Saturday, April 01, 2006

Tortilla Soup in the Kitchen

Tonight, the recipe is for a soup because most of the e-mails were requesting one. A soup can help stretch out a meal so you can serve this with the other Mexican dishes or you can serve it alone.

Tortilla Soup
3 cans of chicken broth
1 can of water
1 cup of cooked, cubed chicken

3 zuchinnis, sliced in rounds
1 white onion, chopped
1 package of frozen corn kernals or 2 cans of corn (drained)
1 can of of Ro-Tel diced tomatoes & green chiles OR up that to the entire can if you like your chicken tortilla soup tomato-ie.
1 ounce of shredded cheese of choice

1 bag of tortilla chips
3 avocados, sliced
a dash of salt (sea salt preferred but not required)
a dash of chili powder
1 fresh lime (optional)
chopped cilantro (optional)

Cook the chicken breasts by baking, frying or boiling. If you boil, boil them in water and use the water for the soup. After they have cooked, dice them into small cubes or you can pull the meat loose (small pieces) and have a different texture to the soup. Once they are cooked add them (and the water you boiled them in, if you boiled them) to a large pot. Add chicken broth and water and heat. Add zuchinni, Ro-tel (or other canned tomato product with chilis), onion, corn, cilantro and salt. Cover and simmer for ten minutes. Remove cover and add the chili powder. Squeeze the juice from 1 fresh lime into the soup pot. Cover and simmer an additional ten minutes. Spoon/ladle into bowls. Add tortilla chips (strips preferred) to the bowls, as well as 1 or 2 slices of avocado, and top with cheese.

Rebecca provided this recipe and we'll all be sampling it shortly. Rebecca said it was an easy version of the recipe and it certainly smells wonderful. Those watching their sodium count (or interested in watching it) should be sure to use low sodium broth. Rebecca, her ex-husband and Elaine are staying with us this weekend. (Rebecca and her ex treated us all to a play last night which was very kind of them.) So it's been a fun weekend of conversations, food, music and more. I think my husband has enjoyed selecting CDs with Elaine more than anything else. He'd asked her to pack some CDs and between those and his own large collection, there's been plenty of music. Right now, the Cowboy Junkies' Early 21st Century Blues is filling the house. My husband loves music and it's a huge treat for him to have someone here who loves music as much as he does.

I enjoy music, even love it, but not to the degree that my husband or Elaine does. I'm the sort of person who really needs to read a little before she goes to bed. That's just part of my routine, so I've always got a book on the end table by the bed. My husband is probably the same way with music which is something I've only grasped this weekend, after years of marriage.

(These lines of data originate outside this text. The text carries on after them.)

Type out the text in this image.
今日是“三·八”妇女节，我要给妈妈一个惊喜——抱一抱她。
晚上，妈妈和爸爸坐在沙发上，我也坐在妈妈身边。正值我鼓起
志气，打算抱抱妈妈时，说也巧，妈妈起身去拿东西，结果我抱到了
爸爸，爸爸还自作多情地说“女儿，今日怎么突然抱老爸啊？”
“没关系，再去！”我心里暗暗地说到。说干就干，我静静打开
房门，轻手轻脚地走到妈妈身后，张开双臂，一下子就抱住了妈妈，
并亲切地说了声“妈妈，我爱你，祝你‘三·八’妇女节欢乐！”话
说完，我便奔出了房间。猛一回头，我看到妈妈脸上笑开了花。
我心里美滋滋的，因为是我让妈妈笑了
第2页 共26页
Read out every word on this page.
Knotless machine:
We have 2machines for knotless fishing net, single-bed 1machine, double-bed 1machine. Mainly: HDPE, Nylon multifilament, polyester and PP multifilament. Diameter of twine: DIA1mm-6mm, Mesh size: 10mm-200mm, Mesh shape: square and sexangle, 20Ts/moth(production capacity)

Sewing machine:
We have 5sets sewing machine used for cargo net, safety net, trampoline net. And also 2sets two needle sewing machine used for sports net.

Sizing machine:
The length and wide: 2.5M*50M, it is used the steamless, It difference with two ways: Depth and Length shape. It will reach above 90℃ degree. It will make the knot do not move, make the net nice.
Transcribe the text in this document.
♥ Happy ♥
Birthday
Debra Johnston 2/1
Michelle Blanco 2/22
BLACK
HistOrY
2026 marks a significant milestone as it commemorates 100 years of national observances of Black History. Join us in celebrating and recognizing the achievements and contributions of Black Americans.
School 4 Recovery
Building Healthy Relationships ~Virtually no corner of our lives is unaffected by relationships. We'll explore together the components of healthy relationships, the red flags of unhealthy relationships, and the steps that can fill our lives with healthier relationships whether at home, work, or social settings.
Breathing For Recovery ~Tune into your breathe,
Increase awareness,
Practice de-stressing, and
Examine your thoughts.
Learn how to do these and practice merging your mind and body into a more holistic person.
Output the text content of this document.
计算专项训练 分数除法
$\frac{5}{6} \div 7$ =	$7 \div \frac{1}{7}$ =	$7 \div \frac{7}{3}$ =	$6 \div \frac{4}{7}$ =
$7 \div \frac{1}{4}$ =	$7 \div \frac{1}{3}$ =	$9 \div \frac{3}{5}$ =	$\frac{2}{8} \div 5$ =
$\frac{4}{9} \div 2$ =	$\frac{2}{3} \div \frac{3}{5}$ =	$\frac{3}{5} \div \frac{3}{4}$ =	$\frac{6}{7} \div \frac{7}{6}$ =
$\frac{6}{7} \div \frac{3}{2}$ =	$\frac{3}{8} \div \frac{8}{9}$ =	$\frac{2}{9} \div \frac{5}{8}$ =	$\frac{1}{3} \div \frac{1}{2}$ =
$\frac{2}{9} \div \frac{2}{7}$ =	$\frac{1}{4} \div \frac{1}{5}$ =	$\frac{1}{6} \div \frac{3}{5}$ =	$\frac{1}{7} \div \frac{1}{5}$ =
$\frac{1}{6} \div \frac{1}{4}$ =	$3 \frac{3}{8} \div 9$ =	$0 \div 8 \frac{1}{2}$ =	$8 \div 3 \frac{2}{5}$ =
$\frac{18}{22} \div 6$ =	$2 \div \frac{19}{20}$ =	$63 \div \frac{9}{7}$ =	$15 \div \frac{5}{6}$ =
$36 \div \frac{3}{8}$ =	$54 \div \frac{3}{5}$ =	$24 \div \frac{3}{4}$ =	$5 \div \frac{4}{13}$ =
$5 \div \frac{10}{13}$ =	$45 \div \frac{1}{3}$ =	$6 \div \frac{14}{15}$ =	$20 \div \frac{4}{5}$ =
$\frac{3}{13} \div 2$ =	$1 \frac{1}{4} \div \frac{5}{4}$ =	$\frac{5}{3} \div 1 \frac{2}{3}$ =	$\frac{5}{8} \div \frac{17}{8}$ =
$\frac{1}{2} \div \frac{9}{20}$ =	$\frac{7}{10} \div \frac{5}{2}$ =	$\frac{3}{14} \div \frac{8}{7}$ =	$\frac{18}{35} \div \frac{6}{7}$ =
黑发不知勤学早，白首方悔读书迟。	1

Before the kids were born, and while the first few were little, music was played like this, I'm remembering, but it's only in the last few years that he's begun playing his music again the way he used to. Which does include "blasting it" and probably he avoided that when all the kids were living at home out of some fear of battling music blasts. He and Mike can both sit for hours in the living room and talk while they listen to music or just sit there silent listening to music. With Mike, it's more of a father exposing his son to music he enjoys. Mike will, however, bring his own CDs, especially the White Stripes, and play them as well. But with Elaine, he's found someone who can match him song for song, trivia for trivia. It's like Musical Jeopardy in there. He's even started pulling out his vinyl collection. And he is as obsessive about his vinyl collection as the character in Diner who gripes at Ellen Barkin for putting the vinyl back out of order. (Which is why I've always avoided his vinyl collection. Our oldest daughter, Kelley, and Mike have been our only children brave enough to explore the vinyl more than once and continue exploring it.)

I'm disappointed in the way the discussion of censuring the Bully Boy went yesterday (little courage in the Senate shouldn't surprise me at this late date but it can still disappoint me). I have also been disappointed in the way some of the mainstream press has echoed the attacks on Jill Carroll, the independent journalist who was kidnapped in Iraq and freed this week. Elaine's "The first principle of non-violent action is that of non-cooperation" and C.I.'s "Other Items (Noam Chomsky on Democracy Now! today)" and "NYT: Edward Wong tells you that questions about Carroll were raised by a video (as opposed to, say, the press?)" are must reads for that topic. Also worth reading, to restore your sanity with laughter, are Wally's "THIS JUST IN! CONDI SLAMS BULLY!" and Betty's "Thomas Friedman's Frostings and Facials" -- be prepared to laugh with both.